I know that $SU(2)$ is homeomorphic and isomorphic to $S^3$. As far as isomorphism is concerned, what I know is that we picked a group structure on $S^3$ that makes it isomorphic to $SU(2)$ by the map $$\phi: \left[ \begin{matrix} x_0 + x_1i & x_2 + x_3 i \\ -x_2 + x_3i & x_0 - x_1i \end{matrix} \right] \to (x_0, x_1, x_2, x_3)$$, but even this I'm not sure of.
But in the case of homomorphism, $S^3$ already inherits it's topology from $\mathbb{R}^4$. Do we define the open sets on $SU(2)$ to be open iff their image is open in $S^3$ under $\phi$?
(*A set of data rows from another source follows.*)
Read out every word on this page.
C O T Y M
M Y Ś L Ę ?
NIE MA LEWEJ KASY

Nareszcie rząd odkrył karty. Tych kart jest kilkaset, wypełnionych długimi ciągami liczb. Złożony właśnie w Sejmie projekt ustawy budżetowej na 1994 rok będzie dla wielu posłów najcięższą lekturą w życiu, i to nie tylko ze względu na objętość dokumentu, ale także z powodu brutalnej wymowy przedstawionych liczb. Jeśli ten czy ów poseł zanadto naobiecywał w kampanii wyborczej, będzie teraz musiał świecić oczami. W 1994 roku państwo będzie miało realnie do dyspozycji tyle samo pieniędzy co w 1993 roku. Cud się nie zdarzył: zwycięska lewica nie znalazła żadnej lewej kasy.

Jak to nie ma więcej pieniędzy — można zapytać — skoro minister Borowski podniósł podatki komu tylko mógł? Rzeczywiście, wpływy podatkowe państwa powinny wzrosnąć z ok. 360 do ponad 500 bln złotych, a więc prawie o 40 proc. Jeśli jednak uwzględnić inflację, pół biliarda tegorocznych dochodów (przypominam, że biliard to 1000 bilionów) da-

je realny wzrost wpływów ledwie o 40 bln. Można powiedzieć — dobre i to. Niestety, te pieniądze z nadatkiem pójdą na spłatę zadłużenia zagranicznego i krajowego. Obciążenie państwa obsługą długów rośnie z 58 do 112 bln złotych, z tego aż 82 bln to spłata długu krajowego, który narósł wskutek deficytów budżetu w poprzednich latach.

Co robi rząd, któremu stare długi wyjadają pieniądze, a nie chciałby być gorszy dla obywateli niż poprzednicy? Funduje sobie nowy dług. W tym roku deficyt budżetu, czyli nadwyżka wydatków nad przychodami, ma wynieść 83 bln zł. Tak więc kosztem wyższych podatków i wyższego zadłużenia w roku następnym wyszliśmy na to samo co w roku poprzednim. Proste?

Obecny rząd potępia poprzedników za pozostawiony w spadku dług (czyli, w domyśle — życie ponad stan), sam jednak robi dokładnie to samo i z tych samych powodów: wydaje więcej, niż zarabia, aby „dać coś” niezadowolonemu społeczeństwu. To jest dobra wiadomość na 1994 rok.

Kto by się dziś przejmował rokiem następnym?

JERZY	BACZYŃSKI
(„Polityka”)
If that's the case, what's special about $SU(2)$ being isomorphic and homeomorphic to $S^3$? It's like we found a bijective map, and purposely picked a group structure and a topology to make them so.
$SU(2)$ is a subset of $2\times 2$ complex matrices $M_{2\times 2}(\Bbb{C})$, which has its own topology (you can think of flattening it out to $\Bbb{C}^4$). Hence, it inherits a topology from there.
In general, every finite-dimensional real/complex vector space has a unique Hausdorff topology compatible with the vector space operations (and this is also the topology which comes from any choice of norm).
Sometimes, we do define topologies/smooth structures by transport of structure; this isn’t one of those situations.